Any fool can easily prove that
Okonkwo is unwise for paying a monthly rent in the amount of 4,000 dollars = 1,444,000
Naira (1,5 million Naira). This is just to rent a house, not to own it. That translates to 17 million Naira a year. I
would not be surprised if my phone rings
one day and someone announces: “your friend Chief Okonkwo Ani is now the
late. Work to pay rents has killed him kpatakpata” It wouldn’t shock me.
There is something else. My friend Okonkwo Ani is refurbishing two houses at Lagos and Onitsha while renovating his late father’s house in
the East. He doesn’t have time to sleep while working himself to death, driving
limousine. His wife would collect his life insurance and smile at his funeral,
with one eye closed and the other winking at the next stupid person to work
harder than the late Chief Okonkwo Ani.
While we're on the subject, we Nigerians are unhappy and miserable,
having missed out on the good, peaceful life in Nigeria from which we are now disconnected.
As if that is not enough pressure on us, we feel that nobody wants us around in
Nigeria. The Americans always treat us as strangers who are not fully acculturated
to their society, and who are taking jobs from the natives. We do not belong to
the American society. We do not belong to Nigerian society , either. Where do
we belong? Nowhere!
Lord, have mercy! Our Nigerian relatives
back home see u s as Americans stuffed with
Dollars. We must be fools to want
to return home. They say behind our backs: “You
do not know what to do with money? Better
stay there and send us dollars. It’s good if you die there,” Many Nigerian
Americans sometimes feel that we are slaves to satisfy home people’s unquenchable.
unappeasable appetite for material things; we bear their financial
obligations when we send 2,000,000,000 (two billion) dollars yearly home to relatives
who do not show any appreciation let alone welcome us home, and who would want
to see us dead so they would take away our inheritances from our fathers.
If we fail to satisfy these
obligations, folks back home would hold unforgivable grudges against us and the
children we begat in America. Nigerians
live in great fear, and fear is a potential killer just as overwork and illness
can kill the human body. In short, we live under a double-edged sword: the sword of being exploited by Americans and
discarded when our services are no longer needed, and the sward of being destroyed by envious relatives
who see us as failures.
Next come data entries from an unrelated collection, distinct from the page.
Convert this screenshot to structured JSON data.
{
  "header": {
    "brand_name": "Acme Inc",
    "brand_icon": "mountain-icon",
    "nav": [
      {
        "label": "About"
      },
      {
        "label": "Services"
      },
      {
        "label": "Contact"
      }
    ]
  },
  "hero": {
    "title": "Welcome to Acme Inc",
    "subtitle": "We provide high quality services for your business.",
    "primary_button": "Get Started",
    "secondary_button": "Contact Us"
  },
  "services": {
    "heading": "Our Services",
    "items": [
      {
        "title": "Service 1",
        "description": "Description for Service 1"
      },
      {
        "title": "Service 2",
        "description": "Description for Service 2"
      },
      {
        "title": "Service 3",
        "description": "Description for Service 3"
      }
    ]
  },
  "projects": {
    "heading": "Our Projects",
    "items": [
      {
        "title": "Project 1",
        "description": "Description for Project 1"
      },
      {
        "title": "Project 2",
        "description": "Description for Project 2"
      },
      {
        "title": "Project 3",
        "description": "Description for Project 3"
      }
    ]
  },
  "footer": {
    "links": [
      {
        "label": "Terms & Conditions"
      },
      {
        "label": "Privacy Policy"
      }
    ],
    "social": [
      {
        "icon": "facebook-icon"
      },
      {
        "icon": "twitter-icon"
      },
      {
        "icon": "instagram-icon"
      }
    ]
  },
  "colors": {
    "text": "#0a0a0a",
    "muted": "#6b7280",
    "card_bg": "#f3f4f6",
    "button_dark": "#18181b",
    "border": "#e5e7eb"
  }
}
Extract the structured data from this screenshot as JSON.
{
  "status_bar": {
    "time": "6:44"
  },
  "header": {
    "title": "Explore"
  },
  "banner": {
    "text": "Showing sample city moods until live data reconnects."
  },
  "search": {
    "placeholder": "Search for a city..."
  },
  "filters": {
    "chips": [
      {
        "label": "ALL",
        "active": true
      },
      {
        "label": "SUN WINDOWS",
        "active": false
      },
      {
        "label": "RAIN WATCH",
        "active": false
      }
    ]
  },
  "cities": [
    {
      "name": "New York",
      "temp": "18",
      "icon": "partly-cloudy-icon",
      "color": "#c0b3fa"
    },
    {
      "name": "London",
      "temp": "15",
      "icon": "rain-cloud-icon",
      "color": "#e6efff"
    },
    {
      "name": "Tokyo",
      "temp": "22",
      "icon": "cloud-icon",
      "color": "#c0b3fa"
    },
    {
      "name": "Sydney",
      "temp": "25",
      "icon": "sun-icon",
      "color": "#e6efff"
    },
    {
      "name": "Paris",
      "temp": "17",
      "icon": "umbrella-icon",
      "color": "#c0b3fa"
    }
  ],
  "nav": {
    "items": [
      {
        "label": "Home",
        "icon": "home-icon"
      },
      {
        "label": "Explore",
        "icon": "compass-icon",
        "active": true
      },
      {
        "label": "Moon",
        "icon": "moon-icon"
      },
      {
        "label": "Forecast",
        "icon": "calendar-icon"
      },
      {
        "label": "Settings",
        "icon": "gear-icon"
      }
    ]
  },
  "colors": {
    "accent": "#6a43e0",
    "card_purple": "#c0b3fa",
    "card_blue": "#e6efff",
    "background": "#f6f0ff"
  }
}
Swords create real fear, terror, horror, trepidation,
apprehension.
Samuel the limousine driver, says
he is afraid to go to his home relatives who would say;” Samuel, why are you coming
home to be with us? Are you here to show us your money and laugh at our poverty?
Didn’t we think you should be overseas and be sending us money? Why are you
here, in the first place?”
Life can be cruel, very cruel. The only way to
escape life’s cruelty is to die and be buried in America or carried home in a
casket. Make sure your casket is painted
gold color so that villagers would exclaim: “He’s so rich he dies and is
brought home in nnekwu akpati ozu ola edo (big funeral box made of gold). A
Nigerian is not yet dead even at death. He still works restlessly hard to prove
he is still rich if one looks at his funeral procession, including the gold
coffin , paid dancers, hired church
choirs, and numerous finished and unfinished buildings. When are we Nigerians actually exhausted and need to
rest? Is it when are we really dead? Your guess is as good as mine.